Fotomicrografia do tecido nervoso, revelado com reação histoquímica para a fosfatase ácida (FAc), enzima marcadora dos lisossomos. A precipitação de fosfato de chumbo no local de atividade da FAc revela a presença de inúmeros lisossomos distribuídos no soma ou
pericário dos neurônios fusiformes (cabeça de seta), bem como no interior de suas projeções (seta). A fraca coloração que define seus núcleos ovóides é inespecífica para a técnica empregada. (Fosfatase ácida, rato) Fotomicrografia de gameta masculino, onde se observa uma coloração mais pálida na extremidade anterior da cabeça do espermatozóide, recobrindo seu núcleo em aproximadamente 2/3 de sua extensão até o limite demarcado (setas). Esta região do núcleo é recoberta por um grande sáculo, denominado capuz acrossômico. Sua biomembrana tem origem na fusão de várias vesículas
lisossômicas, geradas pelo complexo de Golgi no processo de maturação do gameta, ainda no epitélio germinativo dos túbulos seminíferos do testículo. Seu conteúdo é formado por um conjunto de várias enzimas, incluindo a hialuronidase, usadas na digestão dos envoltórios do gameta feminino durante o processo de fecundação. A cabeça (C), o núcleo (N) e o
flagelo (F) do gameta estão indicados. (HE, cavalo) Fotomicrografia do fígado. Entre os cordões de hepatócitos (H) estão os capilares sinusóides. No
lúmen (L) destes, observa-se a presença de hemácias (he) e macrófagos, denominados células de Küpffer (CK). O núcleo (N) da célula de Küpffer está indicado. Os macrófagos observados no campo têm seus limites demarcados pela distribuição de
fagossomos (seta larga) contendo partículas de nanquim, previamente ministrado por via intravenosa ao animal, gerados no processo de Fagocitose. Uma vez associados aos lisossomos, os fagossomos devem ser denominados fagolisossomos, mas somente uma reação histoquímica para a atividade da fosfatase ácida, enzima que identifica a organela, poderia aqui determinar se os corpúsculos com nanquim visíveis
no citoplasma destas células, já estão associados a lisossomos ou não. (HE, coelho) Eletromicrografia de um enterócito. A seqüência numérica (1 a 4) representa a via de internalização de substâncias pelo processo de Micropinocitose.
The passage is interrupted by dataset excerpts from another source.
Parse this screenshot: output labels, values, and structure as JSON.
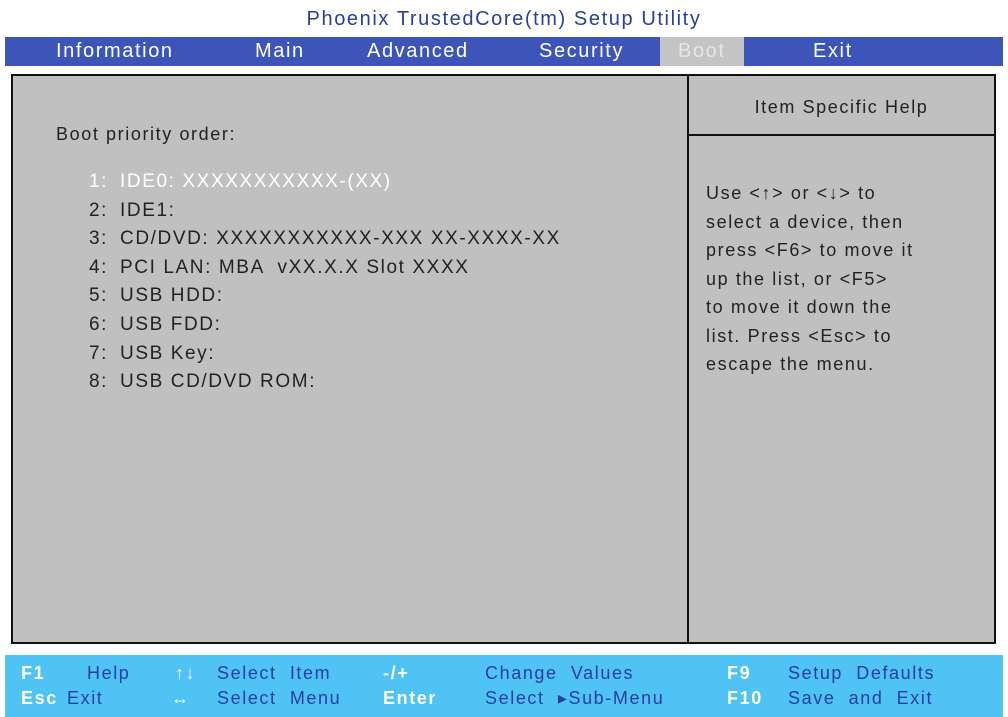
{
  "app": {
    "title": "Phoenix TrustedCore(tm) Setup Utility"
  },
  "menu": {
    "tabs": [
      {
        "label": "Information"
      },
      {
        "label": "Main"
      },
      {
        "label": "Advanced"
      },
      {
        "label": "Security"
      },
      {
        "label": "Boot",
        "active": true
      },
      {
        "label": "Exit"
      }
    ]
  },
  "boot": {
    "priority_label": "Boot priority order:",
    "items": [
      {
        "num": "1:",
        "device": "IDE0: XXXXXXXXXXX-(XX)",
        "selected": true
      },
      {
        "num": "2:",
        "device": "IDE1:"
      },
      {
        "num": "3:",
        "device": "CD/DVD: XXXXXXXXXXX-XXX XX-XXXX-XX"
      },
      {
        "num": "4:",
        "device": "PCI LAN: MBA  vXX.X.X Slot XXXX"
      },
      {
        "num": "5:",
        "device": "USB HDD:"
      },
      {
        "num": "6:",
        "device": "USB FDD:"
      },
      {
        "num": "7:",
        "device": "USB Key:"
      },
      {
        "num": "8:",
        "device": "USB CD/DVD ROM:"
      }
    ]
  },
  "help": {
    "title": "Item Specific Help",
    "text": "Use <↑> or <↓> to\nselect a device, then\npress <F6> to move it\nup the list, or <F5>\nto move it down the\nlist. Press <Esc> to\nescape the menu."
  },
  "footer": {
    "row1": {
      "f1_key": "F1",
      "f1_label": "Help",
      "updown_key": "↑↓",
      "updown_label": "Select  Item",
      "plusminus_key": "-/+",
      "plusminus_label": "Change  Values",
      "f9_key": "F9",
      "f9_label": "Setup  Defaults"
    },
    "row2": {
      "esc_key": "Esc",
      "esc_label": "Exit",
      "leftright_key": "↔",
      "leftright_label": "Select  Menu",
      "enter_key": "Enter",
      "enter_label": "Select  ▸Sub-Menu",
      "f10_key": "F10",
      "f10_label": "Save  and  Exit"
    }
  }
}
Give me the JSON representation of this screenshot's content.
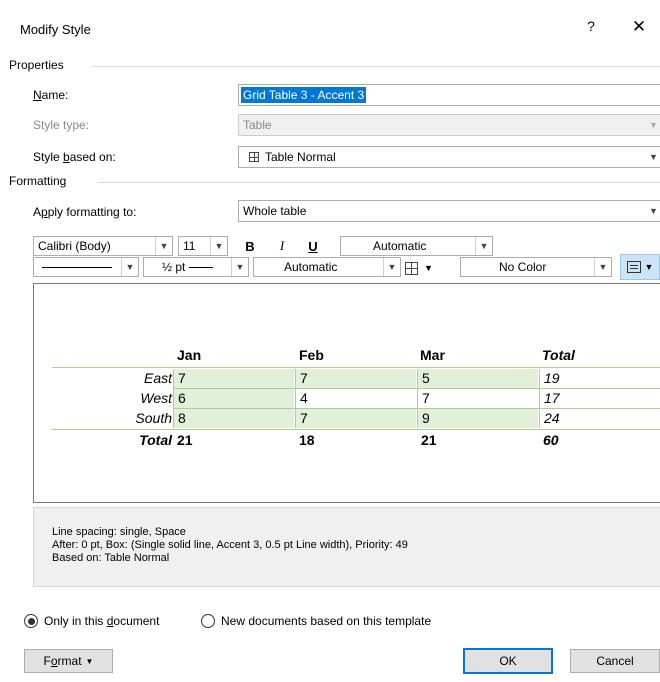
{
  "dialog": {
    "title": "Modify Style",
    "help_glyph": "?",
    "close_glyph": "✕"
  },
  "properties": {
    "section": "Properties",
    "name_label_pre": "",
    "name_label_u": "N",
    "name_label_post": "ame:",
    "name_value": "Grid Table 3 - Accent 3",
    "style_type_label": "Style type:",
    "style_type_value": "Table",
    "based_on_label_pre": "Style ",
    "based_on_label_u": "b",
    "based_on_label_post": "ased on:",
    "based_on_value": "Table Normal"
  },
  "formatting": {
    "section": "Formatting",
    "apply_label_pre": "A",
    "apply_label_u": "p",
    "apply_label_post": "ply formatting to:",
    "apply_value": "Whole table",
    "font": "Calibri (Body)",
    "size": "11",
    "bold": "B",
    "italic": "I",
    "underline": "U",
    "font_color": "Automatic",
    "border_width": "½ pt",
    "border_color": "Automatic",
    "shading": "No Color"
  },
  "preview": {
    "headers": [
      "Jan",
      "Feb",
      "Mar",
      "Total"
    ],
    "rows": [
      {
        "label": "East",
        "values": [
          "7",
          "7",
          "5",
          "19"
        ]
      },
      {
        "label": "West",
        "values": [
          "6",
          "4",
          "7",
          "17"
        ]
      },
      {
        "label": "South",
        "values": [
          "8",
          "7",
          "9",
          "24"
        ]
      },
      {
        "label": "Total",
        "values": [
          "21",
          "18",
          "21",
          "60"
        ]
      }
    ]
  },
  "description": {
    "line1": "Line spacing:  single, Space",
    "line2": "After:  0 pt, Box: (Single solid line, Accent 3,  0.5 pt Line width), Priority: 49",
    "line3": "Based on: Table Normal"
  },
  "scope": {
    "this_doc_pre": "Only in this ",
    "this_doc_u": "d",
    "this_doc_post": "ocument",
    "new_docs": "New documents based on this template"
  },
  "buttons": {
    "format_pre": "F",
    "format_u": "o",
    "format_post": "rmat",
    "ok": "OK",
    "cancel": "Cancel"
  },
  "colors": {
    "accent": "#0078d7",
    "table_band": "#e2efd9",
    "table_line": "#a9d08e"
  }
}
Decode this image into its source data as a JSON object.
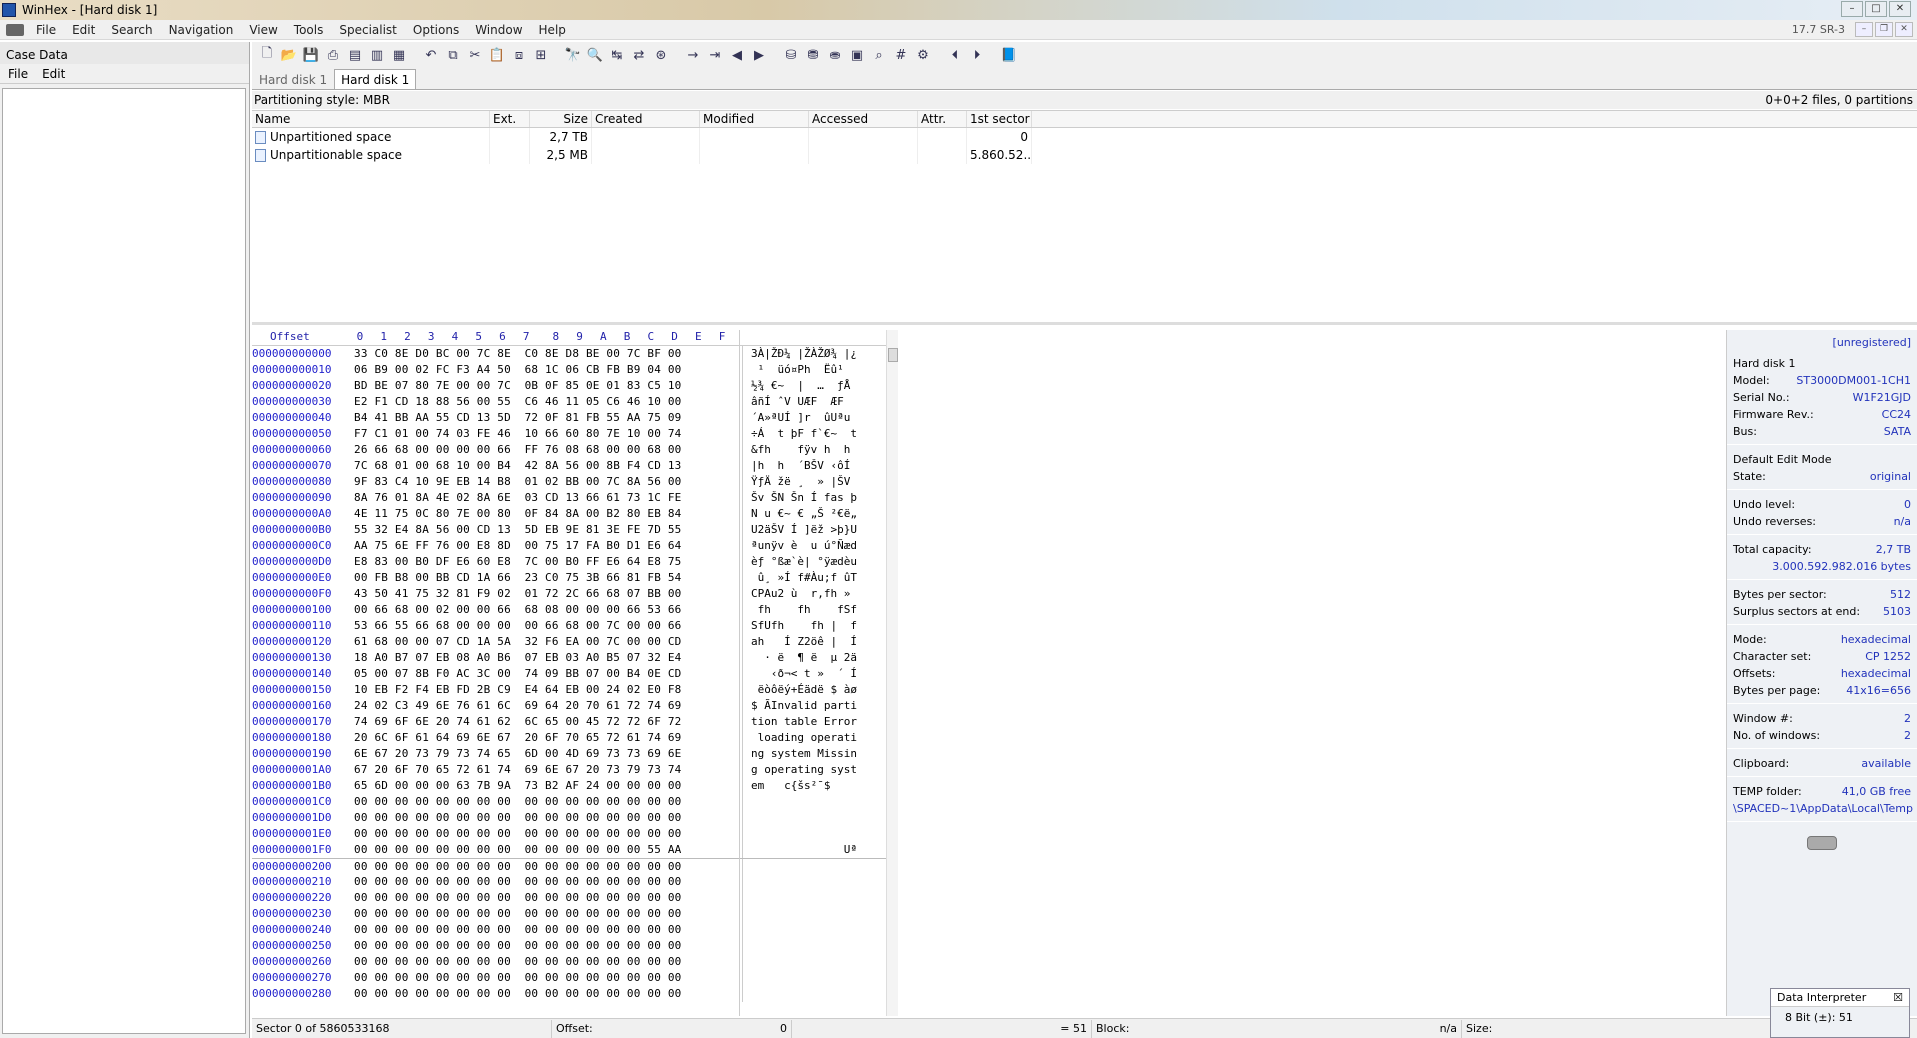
{
  "window": {
    "title": "WinHex - [Hard disk 1]",
    "version": "17.7 SR-3"
  },
  "menu": [
    "File",
    "Edit",
    "Search",
    "Navigation",
    "View",
    "Tools",
    "Specialist",
    "Options",
    "Window",
    "Help"
  ],
  "case_panel": {
    "title": "Case Data",
    "menu": [
      "File",
      "Edit"
    ]
  },
  "tabs": [
    "Hard disk 1",
    "Hard disk 1"
  ],
  "info": {
    "partitioning": "Partitioning style: MBR",
    "summary": "0+0+2 files, 0 partitions"
  },
  "file_list": {
    "columns": [
      "Name",
      "Ext.",
      "Size",
      "Created",
      "Modified",
      "Accessed",
      "Attr.",
      "1st sector ▴"
    ],
    "rows": [
      [
        "Unpartitioned space",
        "",
        "2,7 TB",
        "",
        "",
        "",
        "",
        "0"
      ],
      [
        "Unpartitionable space",
        "",
        "2,5 MB",
        "",
        "",
        "",
        "",
        "5.860.52..."
      ]
    ]
  },
  "hex": {
    "header_offset": "Offset",
    "columns": [
      "0",
      "1",
      "2",
      "3",
      "4",
      "5",
      "6",
      "7",
      "8",
      "9",
      "A",
      "B",
      "C",
      "D",
      "E",
      "F"
    ],
    "rows": [
      [
        "000000000000",
        "33 C0 8E D0 BC 00 7C 8E  C0 8E D8 BE 00 7C BF 00",
        "3À|ŽÐ¼ |ŽÀŽØ¾ |¿"
      ],
      [
        "000000000010",
        "06 B9 00 02 FC F3 A4 50  68 1C 06 CB FB B9 04 00",
        " ¹  üó¤Ph  Ëû¹ "
      ],
      [
        "000000000020",
        "BD BE 07 80 7E 00 00 7C  0B 0F 85 0E 01 83 C5 10",
        "½¾ €~  |  …  ƒÅ"
      ],
      [
        "000000000030",
        "E2 F1 CD 18 88 56 00 55  C6 46 11 05 C6 46 10 00",
        "âñÍ ˆV UÆF  ÆF"
      ],
      [
        "000000000040",
        "B4 41 BB AA 55 CD 13 5D  72 0F 81 FB 55 AA 75 09",
        "´A»ªUÍ ]r  ûUªu"
      ],
      [
        "000000000050",
        "F7 C1 01 00 74 03 FE 46  10 66 60 80 7E 10 00 74",
        "÷Á  t þF f`€~  t"
      ],
      [
        "000000000060",
        "26 66 68 00 00 00 00 66  FF 76 08 68 00 00 68 00",
        "&fh    fÿv h  h"
      ],
      [
        "000000000070",
        "7C 68 01 00 68 10 00 B4  42 8A 56 00 8B F4 CD 13",
        "|h  h  ´BŠV ‹ôÍ"
      ],
      [
        "000000000080",
        "9F 83 C4 10 9E EB 14 B8  01 02 BB 00 7C 8A 56 00",
        "ŸƒÄ žë ¸  » |ŠV"
      ],
      [
        "000000000090",
        "8A 76 01 8A 4E 02 8A 6E  03 CD 13 66 61 73 1C FE",
        "Šv ŠN Šn Í fas þ"
      ],
      [
        "0000000000A0",
        "4E 11 75 0C 80 7E 00 80  0F 84 8A 00 B2 80 EB 84",
        "N u €~ € „Š ²€ë„"
      ],
      [
        "0000000000B0",
        "55 32 E4 8A 56 00 CD 13  5D EB 9E 81 3E FE 7D 55",
        "U2äŠV Í ]ëž >þ}U"
      ],
      [
        "0000000000C0",
        "AA 75 6E FF 76 00 E8 8D  00 75 17 FA B0 D1 E6 64",
        "ªunÿv è  u ú°Ñæd"
      ],
      [
        "0000000000D0",
        "E8 83 00 B0 DF E6 60 E8  7C 00 B0 FF E6 64 E8 75",
        "èƒ °ßæ`è| °ÿædèu"
      ],
      [
        "0000000000E0",
        "00 FB B8 00 BB CD 1A 66  23 C0 75 3B 66 81 FB 54",
        " û¸ »Í f#Àu;f ûT"
      ],
      [
        "0000000000F0",
        "43 50 41 75 32 81 F9 02  01 72 2C 66 68 07 BB 00",
        "CPAu2 ù  r,fh »"
      ],
      [
        "000000000100",
        "00 66 68 00 02 00 00 66  68 08 00 00 00 66 53 66",
        " fh    fh    fSf"
      ],
      [
        "000000000110",
        "53 66 55 66 68 00 00 00  00 66 68 00 7C 00 00 66",
        "SfUfh    fh |  f"
      ],
      [
        "000000000120",
        "61 68 00 00 07 CD 1A 5A  32 F6 EA 00 7C 00 00 CD",
        "ah   Í Z2öê |  Í"
      ],
      [
        "000000000130",
        "18 A0 B7 07 EB 08 A0 B6  07 EB 03 A0 B5 07 32 E4",
        "  · ë  ¶ ë  µ 2ä"
      ],
      [
        "000000000140",
        "05 00 07 8B F0 AC 3C 00  74 09 BB 07 00 B4 0E CD",
        "   ‹ð¬< t »  ´ Í"
      ],
      [
        "000000000150",
        "10 EB F2 F4 EB FD 2B C9  E4 64 EB 00 24 02 E0 F8",
        " ëòôëý+Éädë $ àø"
      ],
      [
        "000000000160",
        "24 02 C3 49 6E 76 61 6C  69 64 20 70 61 72 74 69",
        "$ ÃInvalid parti"
      ],
      [
        "000000000170",
        "74 69 6F 6E 20 74 61 62  6C 65 00 45 72 72 6F 72",
        "tion table Error"
      ],
      [
        "000000000180",
        "20 6C 6F 61 64 69 6E 67  20 6F 70 65 72 61 74 69",
        " loading operati"
      ],
      [
        "000000000190",
        "6E 67 20 73 79 73 74 65  6D 00 4D 69 73 73 69 6E",
        "ng system Missin"
      ],
      [
        "0000000001A0",
        "67 20 6F 70 65 72 61 74  69 6E 67 20 73 79 73 74",
        "g operating syst"
      ],
      [
        "0000000001B0",
        "65 6D 00 00 00 63 7B 9A  73 B2 AF 24 00 00 00 00",
        "em   c{šs²¯$"
      ],
      [
        "0000000001C0",
        "00 00 00 00 00 00 00 00  00 00 00 00 00 00 00 00",
        ""
      ],
      [
        "0000000001D0",
        "00 00 00 00 00 00 00 00  00 00 00 00 00 00 00 00",
        ""
      ],
      [
        "0000000001E0",
        "00 00 00 00 00 00 00 00  00 00 00 00 00 00 00 00",
        ""
      ],
      [
        "0000000001F0",
        "00 00 00 00 00 00 00 00  00 00 00 00 00 00 55 AA",
        "              Uª"
      ],
      [
        "000000000200",
        "00 00 00 00 00 00 00 00  00 00 00 00 00 00 00 00",
        ""
      ],
      [
        "000000000210",
        "00 00 00 00 00 00 00 00  00 00 00 00 00 00 00 00",
        ""
      ],
      [
        "000000000220",
        "00 00 00 00 00 00 00 00  00 00 00 00 00 00 00 00",
        ""
      ],
      [
        "000000000230",
        "00 00 00 00 00 00 00 00  00 00 00 00 00 00 00 00",
        ""
      ],
      [
        "000000000240",
        "00 00 00 00 00 00 00 00  00 00 00 00 00 00 00 00",
        ""
      ],
      [
        "000000000250",
        "00 00 00 00 00 00 00 00  00 00 00 00 00 00 00 00",
        ""
      ],
      [
        "000000000260",
        "00 00 00 00 00 00 00 00  00 00 00 00 00 00 00 00",
        ""
      ],
      [
        "000000000270",
        "00 00 00 00 00 00 00 00  00 00 00 00 00 00 00 00",
        ""
      ],
      [
        "000000000280",
        "00 00 00 00 00 00 00 00  00 00 00 00 00 00 00 00",
        ""
      ]
    ]
  },
  "details": {
    "unregistered": "[unregistered]",
    "groups": [
      [
        [
          "Hard disk 1",
          ""
        ],
        [
          "Model:",
          "ST3000DM001-1CH1"
        ],
        [
          "Serial No.:",
          "W1F21GJD"
        ],
        [
          "Firmware Rev.:",
          "CC24"
        ],
        [
          "Bus:",
          "SATA"
        ]
      ],
      [
        [
          "Default Edit Mode",
          ""
        ],
        [
          "State:",
          "original"
        ]
      ],
      [
        [
          "Undo level:",
          "0"
        ],
        [
          "Undo reverses:",
          "n/a"
        ]
      ],
      [
        [
          "Total capacity:",
          "2,7 TB"
        ],
        [
          "",
          "3.000.592.982.016 bytes"
        ]
      ],
      [
        [
          "Bytes per sector:",
          "512"
        ],
        [
          "Surplus sectors at end:",
          "5103"
        ]
      ],
      [
        [
          "Mode:",
          "hexadecimal"
        ],
        [
          "Character set:",
          "CP 1252"
        ],
        [
          "Offsets:",
          "hexadecimal"
        ],
        [
          "Bytes per page:",
          "41x16=656"
        ]
      ],
      [
        [
          "Window #:",
          "2"
        ],
        [
          "No. of windows:",
          "2"
        ]
      ],
      [
        [
          "Clipboard:",
          "available"
        ]
      ],
      [
        [
          "TEMP folder:",
          "41,0 GB free"
        ],
        [
          "",
          "\\SPACED~1\\AppData\\Local\\Temp"
        ]
      ]
    ]
  },
  "statusbar": {
    "sector": "Sector 0 of 5860533168",
    "offset_label": "Offset:",
    "offset_value": "0",
    "eq": "= 51",
    "block_label": "Block:",
    "block_value": "n/a",
    "size_label": "Size:"
  },
  "data_interpreter": {
    "title": "Data Interpreter",
    "line": "8 Bit (±): 51"
  }
}
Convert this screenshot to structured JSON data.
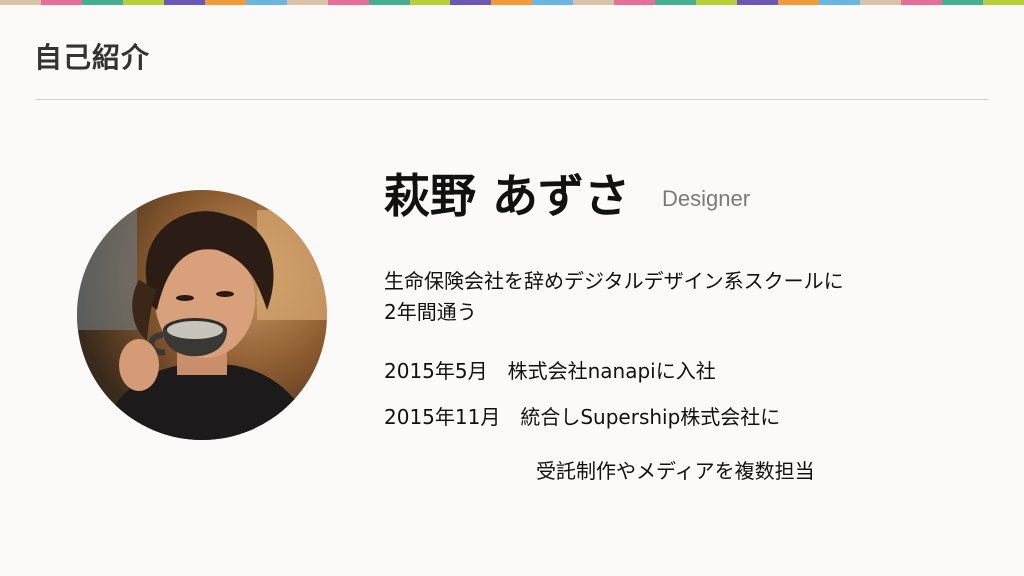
{
  "header": {
    "title": "自己紹介"
  },
  "stripe_colors": [
    "#d8c2a8",
    "#e86e9a",
    "#44b090",
    "#b7cf3a",
    "#6b58b6",
    "#f09a3a",
    "#6bb6e0",
    "#d8c2a8",
    "#e86e9a",
    "#44b090",
    "#b7cf3a",
    "#6b58b6",
    "#f09a3a",
    "#6bb6e0",
    "#d8c2a8",
    "#e86e9a",
    "#44b090",
    "#b7cf3a",
    "#6b58b6",
    "#f09a3a",
    "#6bb6e0",
    "#d8c2a8",
    "#e86e9a",
    "#44b090",
    "#b7cf3a"
  ],
  "profile": {
    "name": "萩野 あずさ",
    "role": "Designer",
    "bio_lines": [
      "生命保険会社を辞めデジタルデザイン系スクールに",
      "2年間通う",
      "2015年5月　株式会社nanapiに入社",
      "2015年11月　統合しSupership株式会社に",
      "受託制作やメディアを複数担当"
    ]
  }
}
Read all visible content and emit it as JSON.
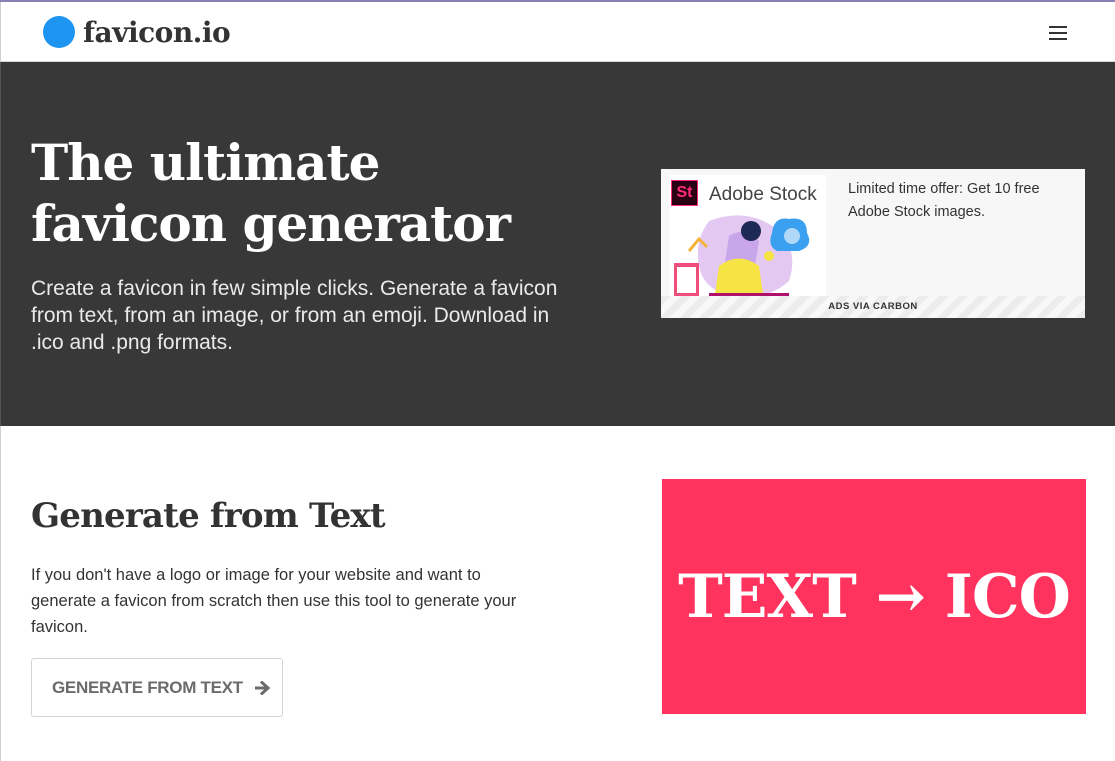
{
  "navbar": {
    "brand_text": "favicon.io",
    "menu_icon": "hamburger-menu-icon"
  },
  "hero": {
    "title_line1": "The ultimate",
    "title_line2": "favicon generator",
    "subtitle": "Create a favicon in few simple clicks. Generate a favicon from text, from an image, or from an emoji. Download in .ico and .png formats."
  },
  "ad": {
    "logo_mark": "St",
    "brand": "Adobe Stock",
    "copy": "Limited time offer: Get 10 free Adobe Stock images.",
    "via": "ADS VIA CARBON"
  },
  "text_section": {
    "title": "Generate from Text",
    "description": "If you don't have a logo or image for your website and want to generate a favicon from scratch then use this tool to generate your favicon.",
    "button_label": "GENERATE FROM TEXT",
    "button_icon": "arrow-right-icon",
    "banner_text": "TEXT → ICO"
  },
  "colors": {
    "brand_dot": "#1e95f0",
    "hero_bg": "#383838",
    "banner_bg": "#ff335d"
  }
}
Neste processo, é comum as pequenas vesículas agregarem-se em uma vesícula maior, denominado receptossomo ou endossomo inicial (E), permitindo a recuperação de receptores e por vezes biomembrana, antes desta vesícula resultante fundir-se aos lisossomos. Uma alteração de seu pH define o momento da associação aos lisossomos para o início da digestão. Microvilosidades no ápice celular (MV) estão indicadas. (MET, cobaia) Eletromicrografia de um eosinófilo. Seus grânulos eosinófilos (na ML), típicamente ovalados, são lisossomos primários (L). Observe suas dimensões
quando comparados às mitocôndrias (M) em proximidade. O núcleo (N) está indicado. (MET, rato) Eletromicrografia de célula nervosa. Corpúsculos autofágicos ou autofagossomos (estrela) são formados no processo denominado autofagia, empregado na reciclagem de organelas envelhecidas ou excedentes, bem como de outros elementos do citoplasma. Biomembranas de organelas podem ser reconhecidas no interior dos corpúsculos. O retículo endoplasmático liso é o responsável pela delimitação do conteúdo, assim, nos autofagossomos recém-formados observa-se a presença das duas membranas de suas cisternas no limite da estrutura (seta dupla), quando já há ação de enzimas lisossômicas no conteúdo, a membrana mais interna do envoltório delimitante é digerida juntamente no processo, deixando visível apenas uma U.M. no limite dos autofagolisossomos ou lisossomos secundários. (MET, planária terrestre) Eletromicrografia de endossomo tardio ou corpo multivesicular (ET) que realiza permuta de substâncias e biomembranas com as organelas celulares antes de associar-se a lisossomos primários gerados pelo complexo de Golgi
(CG) e rede transGolgi, transformando-se em um lisossomo secundário para o início do processo digestivo de seu conteúdo. Vesículas eletron-densas (VE) liberadas pelo pelo complexo de Golgi. (MET, planária)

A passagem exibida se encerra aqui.